This year’s early summer has been rocked by successive news of “one-of-a-kind” carriage deals between major TV networks in Europe and streaming services, starting with Netflix and France’s TF1 and followed by Prime Video and broadcaster France Televisions and this week’s Disney+ and ITV pact in the U.K.
While these alliances have been applauded by media analysts, local creators, producers and right-holders are more skeptical. While non-exclusive, these partnerships are perceived as potentially disrupting for producers and distributors who already anticipate that they’ll have less opportunities to work with other streamers and broadcasters who are not part of existing deals.
Those collaborations, which are bound to flourish in major markets across Europe, reflect the shifting power dynamics between linear television and streaming services. In recent years, global services like Netflix have become a force in European markets, especially in France where it’s believed to have more than 12 million subscribers. At the same time, European TV players, like TF1, France Televisions and ITV, have attempted to address the decline of linear audiences with on-demand services such as TF1+, France.tv and ITVX, respectively, but none are nearly as powerful as global players like Netflix. Yet, these TV networks have a broad enough reach locally to be attractive partners for streamers who seek to continue to expand their subscriber base and reduce churn rate at a time of increasing audience fragmentation.
In a lengthy post on LinkedIn earlier this week, Banijay France CEO Alexia Laroche-Joubert called out the multi-year deal with Netflix and TF1, which kicks off in 2016 and will see TF1’s five linear channels and on-demand content become available on Netflix. Laroche-Joubert speculates that under the deal, TF1 and Netflix will co-finance TV series together, which she argues will “hamper” the marketing of producers and distributors’ catalogues, as well as hurt the financing of TV content from other streamers. The latter “will undoubtedly refuse to acquire second window rights after a broadcast on TF1 and Netflix,” wrote Laroche Joubert.
A similar issue could arise with France Televisions, whose deal with Prime Video – which came into effect on July 3 — brings linear content from its on-demand platform, France.tv, on the service. That means not only TV shows and movies, but also sports rights such as the Roland-Garros tennis tournament and the 2025 European Women’s Championship.
When it comes to directors and producers, there’s also a concern that these “marriages” will impact the content of streamers that will look to court older and broader audiences with content skewing towards mainstream audiences, and perhaps will be less inclined to board edgier shows and documentaries. This content evolution already began after streamers like Netflix and Amazon entered the advertising market, but there have been a flurry of series co-produced and co-financed between traditional TV groups and SVOD services in the last four years. Netlfix, for instance, teamed with TF1 on its first daily soap, “Tout pour la lumière” (pictured).

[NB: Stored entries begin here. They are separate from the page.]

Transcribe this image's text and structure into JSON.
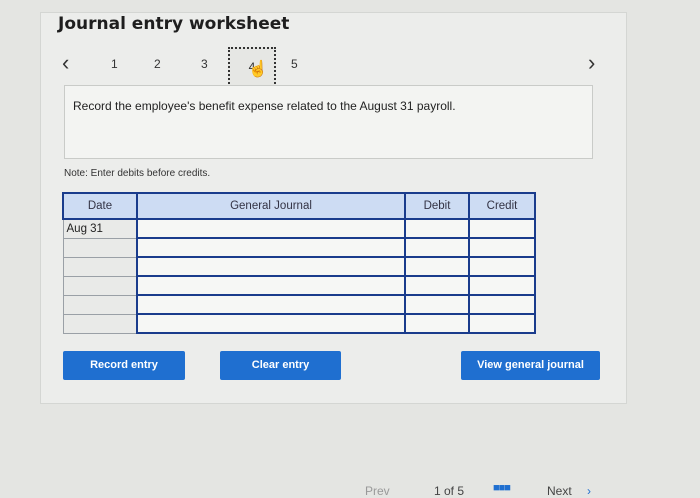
{
  "header": {
    "title": "Journal entry worksheet"
  },
  "nav": {
    "prev_icon": "‹",
    "next_icon": "›",
    "steps": [
      "1",
      "2",
      "3",
      "4",
      "5"
    ],
    "active_step": "4"
  },
  "prompt": "Record the employee's benefit expense related to the August 31 payroll.",
  "note": "Note: Enter debits before credits.",
  "table": {
    "headers": {
      "date": "Date",
      "journal": "General Journal",
      "debit": "Debit",
      "credit": "Credit"
    },
    "rows": [
      {
        "date": "Aug 31",
        "account": "",
        "debit": "",
        "credit": ""
      },
      {
        "date": "",
        "account": "",
        "debit": "",
        "credit": ""
      },
      {
        "date": "",
        "account": "",
        "debit": "",
        "credit": ""
      },
      {
        "date": "",
        "account": "",
        "debit": "",
        "credit": ""
      },
      {
        "date": "",
        "account": "",
        "debit": "",
        "credit": ""
      },
      {
        "date": "",
        "account": "",
        "debit": "",
        "credit": ""
      }
    ]
  },
  "buttons": {
    "record": "Record entry",
    "clear": "Clear entry",
    "view": "View general journal"
  },
  "footer": {
    "prev": "Prev",
    "page": "1 of 5",
    "next": "Next",
    "grid_icon": "grid-icon"
  },
  "colors": {
    "accent": "#1f6fd0",
    "table_border": "#1a3c8c",
    "header_bg": "#cddcf3"
  }
}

Analysts such as Paolo Pescatore at PP Foresight argue that these collaborations are not meant to be particularly lucrative, but they’re crucial strategically speaking.
“Arguably it will not change the fortunes for some of the players,” says Paolo Pescatore, founder and TMT analyst at PP Foresight. Yet, it’s “a win-win for all parties,” he says, adding that “for free-to-air broadcasters it gives them a new lease on life, for streamers a broad range of programming and for users it reduces fragmentation by having more content in one place.”
Pescatore says those deals “represent a next step towards traditional blockbuster domestic shows being exclusively available on streamers.”
Regarding the potential of such deals mushrooming across Europe, Francois Godard at Enders Analysis predicts that more will follow, especially in Germany where Prime Video already launched linear channels from broadcasters ARD and ZDF several years ago. Godard says Max will likely be the next streamer to form a deal with a local TV group.
Over in Italy, TV groups have a “different, perhaps more traditional approach” with regards to streamers, says Augusto Preta, founders and CEO at ITMedia Consulting. “The only group which I think could potentially do things like TF1 is Mediaset, but they’re pursing plans to form a European TV group to compete directly with streamers,” says Preta, pointing to the Berlusconi family’s television group’s current takeover bid for ProSieben. The other group that could strike a deal with a streaming service is Rai (which is fully owned by the Italian government), but “when you speak about Rai, everything is a political decision and the feelings towards streamers can fluctuate a lot,” Preta says.
As for the U.S., there’s even less chances of pacts between TV groups and streamers, says Godard, because there are “fundamental differences” between those two markerts. “European free-to-air channels are genuinely free and possess substantial audience power, unlike their American counterparts which are typically part of a paid cable package,” says Godard.
Adds Pescatore, “There are significant differences between the U.S and Europe which is more relevant for the latter.” However, the analysts says collaborations in Europe “will prove to be a test bed for the U.S market given the widespread adoption and maturity of streaming.”